Broadcasting under the name John Bryson, he was the first war correspondent to cross the Rhine River on March 22, 1945 at Oppenheim, Germany. He was with Patton when the Third Army liberated German administered POW camps at Hammelburg, Ziegenhain in Schwalmstadt-Trutzhain and Buchenwald in Weimar. After the war ended in Europe, he spent the next several months in Germany and then in Norway conducting interviews with German citizens and American soldiers before returning home in Wilmette, Illinois.

Bryson is quoted in the book, The Patton Papers, 1940-1945 as saying “It was his greatest privilege to report on the Third Army during the war and to be close to 'the greatest military genius since Lee and Jackson.' He honestly believed that the war would be still in progress if Patton had not been there. Patton was without doubt the 'greatest front line general in the world' and his Army was the best. He had heard somewhere, Bryson added, that there had been other American Armies engaged, but for him that would always be a rumor." On September 15, 1945, three months before he died, General Patton wrote a letter to ABC commending Bryson's service with him. John subsequently wrote a letter to the general thanking him for the compliment, and the general promptly responded in a letter to him saying “It's always a real pleasure to be able to say a good word to a man's boss about a man who has done a good job. Therefore, in mentioning your name, I was pleasing myself and giving honor to where honor was due.”

=== Civilian work ===
Upon his return to the United States in June 1945, Bryson continued working with the ABC network for WENR radio in Chicago where he covered news for the ABC network of stations and hosted John Bryson Sports until deteriorating health required him to move to Colorado Springs, Colorado in June 1955.

He began his career as a news commentator with John Bartholomew Channel 11 Commentary on television station KKTV and radio station KVOR. News commentary was in its infancy, but for a decade he "carved a niche in the minds and hearts of Colorado Springs radio listeners and TV watchers." During his decade with KKTV, he and his wife conducted world tours sponsored by KKTV, journeying to 66 countries. He was also a featured speaker for many local organizations and school graduations.

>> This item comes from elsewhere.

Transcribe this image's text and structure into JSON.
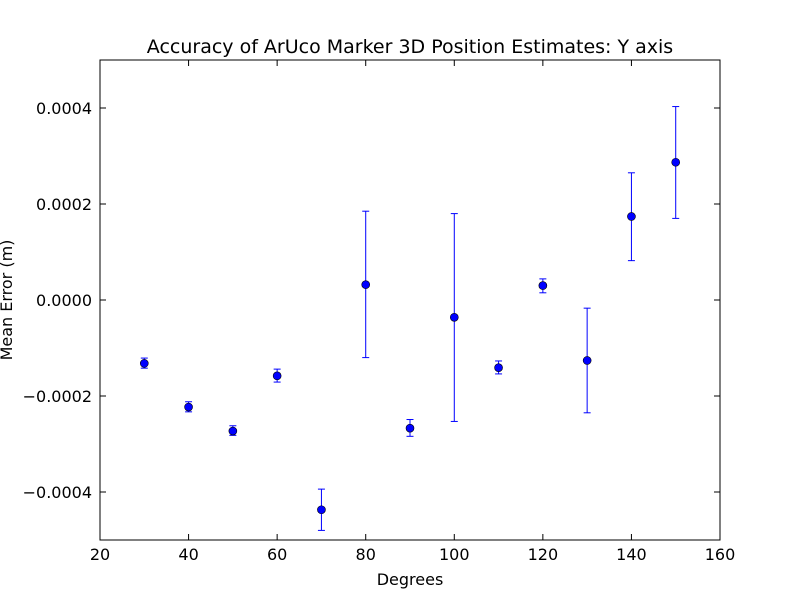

After President Kennedy's assassination in November 1963, Bartholomew wrote a screenplay for the movie Countdown in Dallas, which afforded him the opportunity of interviewing Marina Oswald. That same year he also began his career in newspaper journalism with his twice weekly column Personally Yours for The Free Press (later Colorado Springs Sun).

After his television show was canceled in 1964, Bartholomew returned full-time to radio as a news journalist and commentator for KVOR. He subsequently became the news director of KRYT radio and several years later, assumed the same position for the new FM station in town, KKFM, where he remained until 1981 when he retired. During his years with KKFM, he wrote the script for Money Savers, a series of syndicated radio programs on financial management. He also wrote and broadcast a series of reports for senior citizens.

At the time of his death on June 1, 1983, he was in the process of writing his autobiography, which included many of his most noteworthy broadcasts from World War II like “Scots at Buchenwald,” “Churchill at Selfridges at Two A.M.,” and “Patton says 'Who Will Take This Hill.'” The book also was to include his interviews with some of the famous people he had the good fortune to meet during his forty-year career in broadcasting and journalism.